How to Assume a Lease

The first step in the process of taking over a lease is to do your research. Check your credit score, figure your budget, determine how much money you can afford to put towards a vehicle payment each month (don’t forget to factor in insurance, gas, and maintenance), and then decide what type of car you would like to have and can reasonably afford.

Once you know what you can handle, then check out a lease transfer website, such as Swapalease, where you can view thousands of vehicles available for a lease assumption. As you peruse the listings, be sure to keep these things in mind:

  •         Monthly Payment: Make sure you can afford the monthly payments, but remember, you will likely not be required to put money down like you would for a new lease agreement.
  •         Location: Is the vehicle you’re considering within close proximity to you? Finding one that is nearby will be the most cost-effective option, but you can also have a vehicle shipped to you for around $500-$1000. It’s important to factor in relocation costs before deciding on a lease assumption option.
  •         Miles Allowed: How many miles will you be allowed to put on the vehicle per month? This is different for every vehicle so you need to pay close attention to the terms of the lease. Keep an eye out for deals with mileage allotments – especially if you plan on driving a lot of miles.
  •         Cash Incentive: Remember that lessees are often willing to provide a cash incentive to people willing to take over their leases. Incentives can range from covering a single month’s payment to thousands of dollars in cash. However, sometimes in a listing, a lessee will post a lower monthly payment because they have factored in the cash incentive. This means that the monthly payment is actually higher than what is listed. Be sure you check with the lessee and ask this question directly before agreeing to assume the lease.

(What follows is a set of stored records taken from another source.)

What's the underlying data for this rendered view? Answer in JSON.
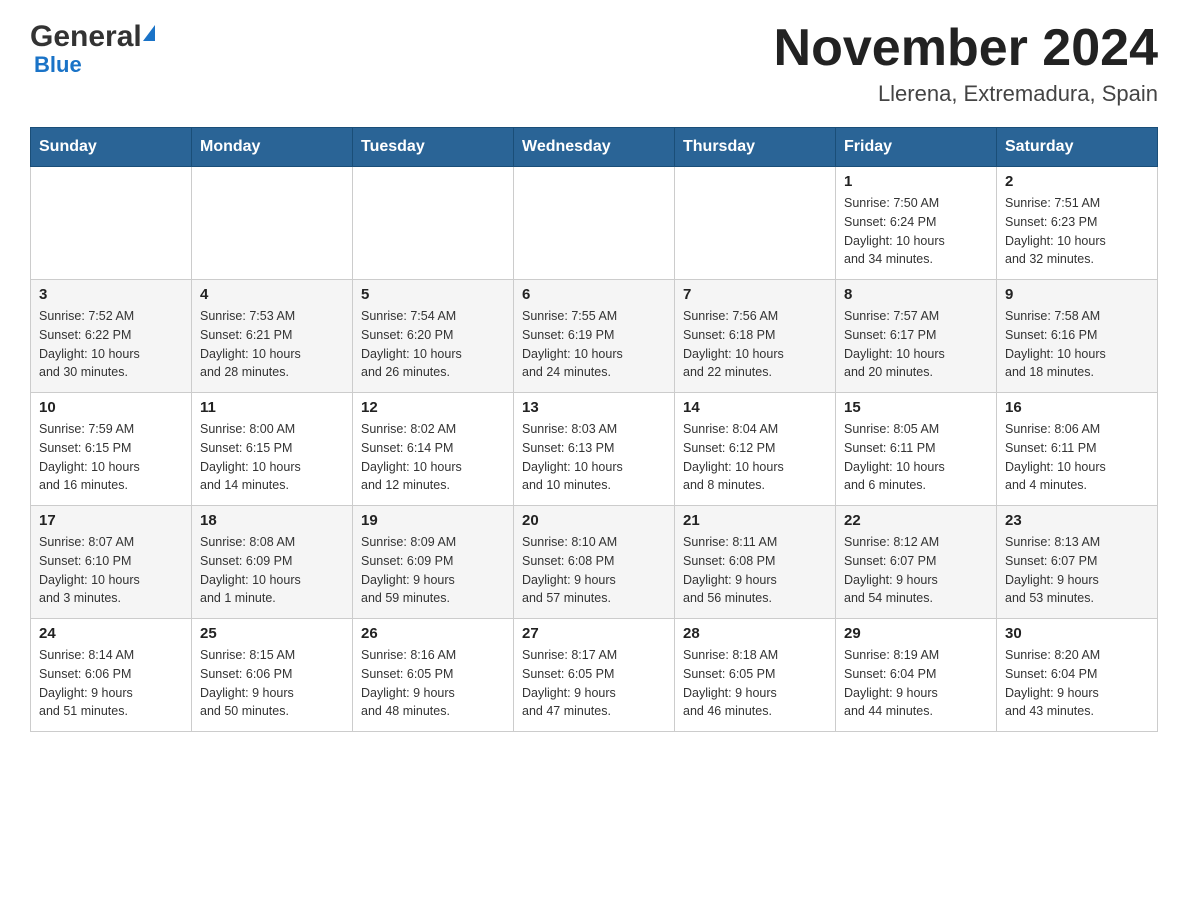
{
  "header": {
    "logo_general": "General",
    "logo_blue": "Blue",
    "month_title": "November 2024",
    "location": "Llerena, Extremadura, Spain"
  },
  "weekdays": [
    "Sunday",
    "Monday",
    "Tuesday",
    "Wednesday",
    "Thursday",
    "Friday",
    "Saturday"
  ],
  "weeks": [
    [
      {
        "day": "",
        "info": ""
      },
      {
        "day": "",
        "info": ""
      },
      {
        "day": "",
        "info": ""
      },
      {
        "day": "",
        "info": ""
      },
      {
        "day": "",
        "info": ""
      },
      {
        "day": "1",
        "info": "Sunrise: 7:50 AM\nSunset: 6:24 PM\nDaylight: 10 hours\nand 34 minutes."
      },
      {
        "day": "2",
        "info": "Sunrise: 7:51 AM\nSunset: 6:23 PM\nDaylight: 10 hours\nand 32 minutes."
      }
    ],
    [
      {
        "day": "3",
        "info": "Sunrise: 7:52 AM\nSunset: 6:22 PM\nDaylight: 10 hours\nand 30 minutes."
      },
      {
        "day": "4",
        "info": "Sunrise: 7:53 AM\nSunset: 6:21 PM\nDaylight: 10 hours\nand 28 minutes."
      },
      {
        "day": "5",
        "info": "Sunrise: 7:54 AM\nSunset: 6:20 PM\nDaylight: 10 hours\nand 26 minutes."
      },
      {
        "day": "6",
        "info": "Sunrise: 7:55 AM\nSunset: 6:19 PM\nDaylight: 10 hours\nand 24 minutes."
      },
      {
        "day": "7",
        "info": "Sunrise: 7:56 AM\nSunset: 6:18 PM\nDaylight: 10 hours\nand 22 minutes."
      },
      {
        "day": "8",
        "info": "Sunrise: 7:57 AM\nSunset: 6:17 PM\nDaylight: 10 hours\nand 20 minutes."
      },
      {
        "day": "9",
        "info": "Sunrise: 7:58 AM\nSunset: 6:16 PM\nDaylight: 10 hours\nand 18 minutes."
      }
    ],
    [
      {
        "day": "10",
        "info": "Sunrise: 7:59 AM\nSunset: 6:15 PM\nDaylight: 10 hours\nand 16 minutes."
      },
      {
        "day": "11",
        "info": "Sunrise: 8:00 AM\nSunset: 6:15 PM\nDaylight: 10 hours\nand 14 minutes."
      },
      {
        "day": "12",
        "info": "Sunrise: 8:02 AM\nSunset: 6:14 PM\nDaylight: 10 hours\nand 12 minutes."
      },
      {
        "day": "13",
        "info": "Sunrise: 8:03 AM\nSunset: 6:13 PM\nDaylight: 10 hours\nand 10 minutes."
      },
      {
        "day": "14",
        "info": "Sunrise: 8:04 AM\nSunset: 6:12 PM\nDaylight: 10 hours\nand 8 minutes."
      },
      {
        "day": "15",
        "info": "Sunrise: 8:05 AM\nSunset: 6:11 PM\nDaylight: 10 hours\nand 6 minutes."
      },
      {
        "day": "16",
        "info": "Sunrise: 8:06 AM\nSunset: 6:11 PM\nDaylight: 10 hours\nand 4 minutes."
      }
    ],
    [
      {
        "day": "17",
        "info": "Sunrise: 8:07 AM\nSunset: 6:10 PM\nDaylight: 10 hours\nand 3 minutes."
      },
      {
        "day": "18",
        "info": "Sunrise: 8:08 AM\nSunset: 6:09 PM\nDaylight: 10 hours\nand 1 minute."
      },
      {
        "day": "19",
        "info": "Sunrise: 8:09 AM\nSunset: 6:09 PM\nDaylight: 9 hours\nand 59 minutes."
      },
      {
        "day": "20",
        "info": "Sunrise: 8:10 AM\nSunset: 6:08 PM\nDaylight: 9 hours\nand 57 minutes."
      },
      {
        "day": "21",
        "info": "Sunrise: 8:11 AM\nSunset: 6:08 PM\nDaylight: 9 hours\nand 56 minutes."
      },
      {
        "day": "22",
        "info": "Sunrise: 8:12 AM\nSunset: 6:07 PM\nDaylight: 9 hours\nand 54 minutes."
      },
      {
        "day": "23",
        "info": "Sunrise: 8:13 AM\nSunset: 6:07 PM\nDaylight: 9 hours\nand 53 minutes."
      }
    ],
    [
      {
        "day": "24",
        "info": "Sunrise: 8:14 AM\nSunset: 6:06 PM\nDaylight: 9 hours\nand 51 minutes."
      },
      {
        "day": "25",
        "info": "Sunrise: 8:15 AM\nSunset: 6:06 PM\nDaylight: 9 hours\nand 50 minutes."
      },
      {
        "day": "26",
        "info": "Sunrise: 8:16 AM\nSunset: 6:05 PM\nDaylight: 9 hours\nand 48 minutes."
      },
      {
        "day": "27",
        "info": "Sunrise: 8:17 AM\nSunset: 6:05 PM\nDaylight: 9 hours\nand 47 minutes."
      },
      {
        "day": "28",
        "info": "Sunrise: 8:18 AM\nSunset: 6:05 PM\nDaylight: 9 hours\nand 46 minutes."
      },
      {
        "day": "29",
        "info": "Sunrise: 8:19 AM\nSunset: 6:04 PM\nDaylight: 9 hours\nand 44 minutes."
      },
      {
        "day": "30",
        "info": "Sunrise: 8:20 AM\nSunset: 6:04 PM\nDaylight: 9 hours\nand 43 minutes."
      }
    ]
  ]
}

Once you’ve narrowed down your options, then it’s time to reach out to the seller of the lease and begin the negotiation process. There are several questions you should consider asking the seller during negotiations, such as:

  •         What is the condition of the car? Is there any cosmetic damage? Has it been involved in any accidents?
  •         How many miles are on the vehicle?
  •         How much wear is left on the tires?
  •         Are you willing to cover the cost of shipping (if applicable)?
  •         Does the payment include taxes?

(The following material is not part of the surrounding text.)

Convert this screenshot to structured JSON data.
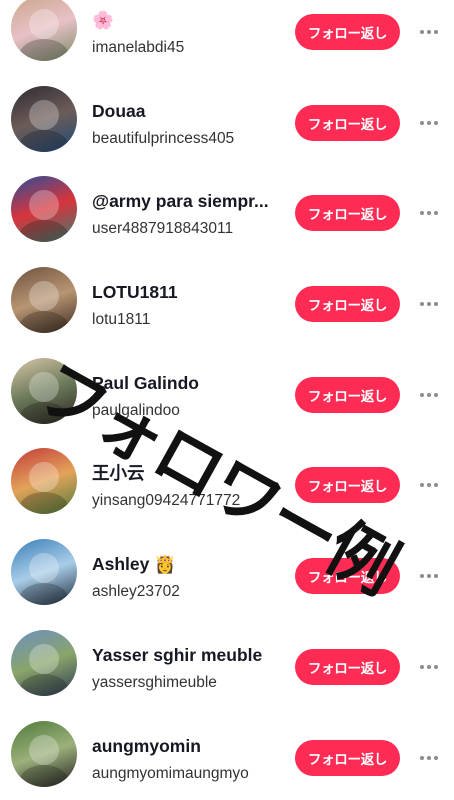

Next up, it’s time to negotiate your deal. The word “negotiation” may be intimidating to some – especially to college students who don’t have much experience with this type of thing – but it is essential to getting the best deal possible and it is also a great learning opportunity. Don’t be afraid to ask for things you want in regard to cash incentives, over-mileage fees, and shipping costs.

Once you have come to an agreement regarding your deal, the next step is to begin the lease transfer process. This will involve a credit check, transfer paperwork and the shipping or pickup of the vehicle. The most important thing to remember here is to read through all paperwork extremely carefully. Make sure that absolutely everything you negotiated is included in the documents before you sign. Remember, once you sign those papers, you agree to everything written in them and are liable for the remainder of the lease term.

Finally, you need to know what to do with the vehicle after the lease term is up. Some leasing companies require the lessee to deliver the vehicle to a local dealership, whereas others might demand that the vehicle be dropped off at a designated auction lot. Your leasing company can provide you with the location of your nearest drop-off point. Remember, you may be responsible for having any damage repaired before returning the vehicle or paying for repairs once it is returned.